Ahora los chiringuitos son establecimientos hosteleros muy controlados, seguros, que ofrecen en general un gran servicio al cliente. En los últimos años ha surgido además la figura del chiringuito gastronómico, que lleva a orillas de la playa la cocina más elevada con unos estándares de calidad en el servicio digno de los mejores restaurantes. Son un tipo de local que ha venido sufriendo especialmente la locura de legislaciones y normativas heterogéneas, provenientes de los distintos niveles de administración –Demarcación de Costas y ayuntamientos, básicamente-, y que han llevado en muchos casos a sus propietarios a situaciones de inseguridad jurídica. Muchas instalaciones –las que están dentro de la Demarcación- tienen que desmontarse cada año. Eso supone que la inversión realizada podría no servir más que para un verano, ya que los empresarios no tienen la seguridad de que al siguiente vayan a obtener de nuevo la licencia. En otros casos, problemas de índole política o de imprevisión provocan que hasta última hora no se conozca el listado de los establecimientos aceptados. Fue el caso del Ayuntamiento de Cartagena en 2017.

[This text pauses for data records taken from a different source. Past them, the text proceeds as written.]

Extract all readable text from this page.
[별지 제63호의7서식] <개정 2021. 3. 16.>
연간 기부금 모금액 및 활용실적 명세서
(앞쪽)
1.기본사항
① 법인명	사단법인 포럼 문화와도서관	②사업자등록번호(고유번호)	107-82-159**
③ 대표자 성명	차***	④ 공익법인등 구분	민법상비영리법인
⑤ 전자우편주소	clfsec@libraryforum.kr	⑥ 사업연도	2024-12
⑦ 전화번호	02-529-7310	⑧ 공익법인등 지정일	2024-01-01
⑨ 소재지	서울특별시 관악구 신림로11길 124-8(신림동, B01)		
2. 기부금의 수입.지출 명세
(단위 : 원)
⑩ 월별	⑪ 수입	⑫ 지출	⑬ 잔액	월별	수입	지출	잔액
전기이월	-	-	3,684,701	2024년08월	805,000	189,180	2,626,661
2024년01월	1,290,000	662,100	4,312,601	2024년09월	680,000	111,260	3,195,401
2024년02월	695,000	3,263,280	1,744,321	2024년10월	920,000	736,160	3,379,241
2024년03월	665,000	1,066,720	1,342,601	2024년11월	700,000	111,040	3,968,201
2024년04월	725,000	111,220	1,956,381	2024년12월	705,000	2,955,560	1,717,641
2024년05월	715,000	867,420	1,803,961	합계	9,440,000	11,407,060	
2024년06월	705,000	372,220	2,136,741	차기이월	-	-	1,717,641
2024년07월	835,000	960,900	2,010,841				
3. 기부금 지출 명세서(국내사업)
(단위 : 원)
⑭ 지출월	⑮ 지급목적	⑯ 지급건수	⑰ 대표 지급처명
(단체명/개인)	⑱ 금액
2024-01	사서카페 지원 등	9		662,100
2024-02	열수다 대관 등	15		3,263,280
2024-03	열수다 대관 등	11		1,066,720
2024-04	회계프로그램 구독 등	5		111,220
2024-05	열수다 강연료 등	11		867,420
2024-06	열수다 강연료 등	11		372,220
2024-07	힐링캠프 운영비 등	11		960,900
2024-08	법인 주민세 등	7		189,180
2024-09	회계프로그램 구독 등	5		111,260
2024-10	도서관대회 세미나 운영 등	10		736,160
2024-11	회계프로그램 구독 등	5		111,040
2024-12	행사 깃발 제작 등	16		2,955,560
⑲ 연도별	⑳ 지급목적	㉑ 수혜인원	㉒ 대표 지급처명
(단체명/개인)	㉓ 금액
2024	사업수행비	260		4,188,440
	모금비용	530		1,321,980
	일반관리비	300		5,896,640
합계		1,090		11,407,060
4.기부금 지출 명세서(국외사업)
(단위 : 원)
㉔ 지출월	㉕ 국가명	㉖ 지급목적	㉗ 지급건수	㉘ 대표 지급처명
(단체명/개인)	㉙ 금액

Y ahora, un torpedo en la línea de flotación en forma de virus. Los kioscos playeros tienen que pagar dos tasas: a la Demarcación de Costas y al Ayuntamiento. El de Cartagena les exime del 50% del suyo y les permitirá abrir hasta noviembre, algo que no convence del todo a los propietarios, que exigen la exención total de la parte municipal. De hecho, estos establecimientos no han recibido hasta el pasado viernes el permiso de Costas para abrir . El montaje de los chiringuitos puede costar unos 8.000 euros y durar unas dos semanas. Esto supone que hasta mediados de junio no estarán operativos. Se quejan también algunos concesionarios que no se les ha permitido la ampliación del espacio, por lo que la restricción de aforos afectará gravemente a su cuenta de resultados. Otra queja recurrente es que no les han llegado protocolos de seguridad adaptados a su tipología de negocio, y temen ser incapaces de poder controlar a la clientela en un entorno tan poco delimitable y relajado como las playas. «Mis trabajadores y yo somos los únicos que llevamos mascarilla», se lamenta una propietaria, quien añade: «Nadie respeta la prohibición de estar en la barra». Eso si, han conseguido que la actual licencia se prorrogue al ejercicio de 2021.
Sea como fuere, los chiringuitos abrirán. Las sudorosas y enrojecidas carnes deberán evitar acercamientos; mesas y barras tendrán que acogerse a las normas dictadas por fases para el resto de la hostelería y el personal deberá extremar el cuidado en la limpieza y desinfección, entre otras cosas mediante la distribución de soluciones hidroalcohólicas de composición y formas de uso diferentes a los de la cerveza. Pero abrirán. Y a la vista de lo comprobado el pasado fin de semana en Cabo de Palos, no van a estar vacíos.